Welcome to my world, Phil Martelli.

The men’s basketball coach at Saint Joe’s is not a happy camper these days.

First, the young Hawks are struggling. They may never die, but their fans are this year, as the Hawks limp along with a 5-16 mark.

And now Martelli is starting to hear it. He’s become the target of some online bloggers and anonymous Internet postings.

I know all about it. I didn’t post any of them, but I deal with the Internet, and juggle that along with my print duties each day.

Yesterday I was asked by our lead sports columnist Jack McCaffery to come onto his afternoon radio show on 97.5FM The Fanatic to talk about the Internet and the changing rules in the media biz.

You can read Jack's column on Martelli and the heat he's feeling here.




Martelli is having issues with those who offer their opinion online – but do so without putting their name beside it.

I know something about that. Every story we post on our website brings with it the ability of the public to comment on that story. Very often they take issue with me, or with what this newspaper has published.

They very often are inflammatory, not based on a whole lot of facts. And yes, some go over the edge. We review those comments and sometimes take them down.

I agree with Martelli in that it is pretty easy to offer those kind of opiniona from behind the veil of anonymity. Everything I write –both online and in print – has my name beside it.

Not everyone is willing to do that. That does not mean I don’t think people should have to be willing to identify themselves in order to comment. If you did that you’d soon find your comments dwindling to next to nothing.

Instead, the idea is to open up the process to as many voices as possible. And you let the community do some of the policing. People who object to what is posted as comments on our site can alert us to those items via a took that appears right there with the comments.

Most of the time when we get alerts, it is a legitimate point. The item is reviewed and often taken down. But we also get a lot of reports on “objectionable” material when the person simply disagrees with what the person is saying. That doesn’t cut it, and that material stays online.

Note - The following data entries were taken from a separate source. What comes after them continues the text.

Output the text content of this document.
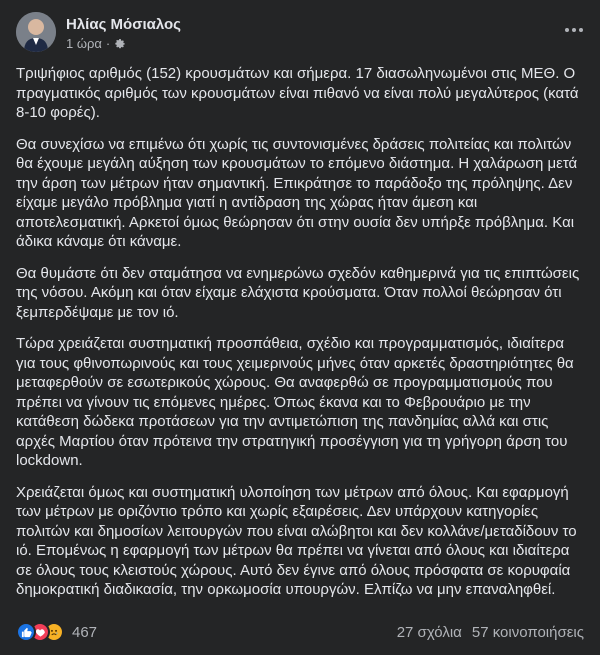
Ηλίας Μόσιαλος
1 ώρα ·

Τριψήφιος αριθμός (152) κρουσμάτων και σήμερα. 17 διασωληνωμένοι στις ΜΕΘ. Ο πραγματικός αριθμός των κρουσμάτων είναι πιθανό να είναι πολύ μεγαλύτερος (κατά 8-10 φορές).

Θα συνεχίσω να επιμένω ότι χωρίς τις συντονισμένες δράσεις πολιτείας και πολιτών θα έχουμε μεγάλη αύξηση των κρουσμάτων το επόμενο διάστημα. Η χαλάρωση μετά την άρση των μέτρων ήταν σημαντική. Επικράτησε το παράδοξο της πρόληψης. Δεν είχαμε μεγάλο πρόβλημα γιατί η αντίδραση της χώρας ήταν άμεση και αποτελεσματική. Αρκετοί όμως θεώρησαν ότι στην ουσία δεν υπήρξε πρόβλημα. Και άδικα κάναμε ότι κάναμε.

Θα θυμάστε ότι δεν σταμάτησα να ενημερώνω σχεδόν καθημερινά για τις επιπτώσεις της νόσου. Ακόμη και όταν είχαμε ελάχιστα κρούσματα. Όταν πολλοί θεώρησαν ότι ξεμπερδέψαμε με τον ιό.

Τώρα χρειάζεται συστηματική προσπάθεια, σχέδιο και προγραμματισμός, ιδιαίτερα για τους φθινοπωρινούς και τους χειμερινούς μήνες όταν αρκετές δραστηριότητες θα μεταφερθούν σε εσωτερικούς χώρους. Θα αναφερθώ σε προγραμματισμούς που πρέπει να γίνουν τις επόμενες ημέρες. Όπως έκανα και το Φεβρουάριο με την κατάθεση δώδεκα προτάσεων για την αντιμετώπιση της πανδημίας αλλά και στις αρχές Μαρτίου όταν πρότεινα την στρατηγική προσέγγιση για τη γρήγορη άρση του lockdown.

Χρειάζεται όμως και συστηματική υλοποίηση των μέτρων από όλους. Και εφαρμογή των μέτρων με οριζόντιο τρόπο και χωρίς εξαιρέσεις. Δεν υπάρχουν κατηγορίες πολιτών και δημοσίων λειτουργών που είναι αλώβητοι και δεν κολλάνε/μεταδίδουν το ιό. Επομένως η εφαρμογή των μέτρων θα πρέπει να γίνεται από όλους και ιδιαίτερα σε όλους τους κλειστούς χώρους. Αυτό δεν έγινε από όλους πρόσφατα σε κορυφαία δημοκρατική διαδικασία, την ορκωμοσία υπουργών. Ελπίζω να μην επαναληφθεί.

467	27 σχόλια 57 κοινοποιήσεις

Martelli clearly is bothered by criticism coming from people who will not identify themselves. It was not all that long ago that Saint Joe’s was on the cover of Sports Illustrated, ranked No. 1 in the nation.

Martelli knows better than anyone that when the spectrum shifts, when the losses start piling up, that the praise will evaporate and the vultures will come out.

One rollout seen at the Palestra Saturday indicated “It’s the Big 5, not the Big 5-15.” Classic City Series stuff.

It goes with the territory.

And that includes the new media landscape territory, where whole new legions of anonymous voices are joining the conversation.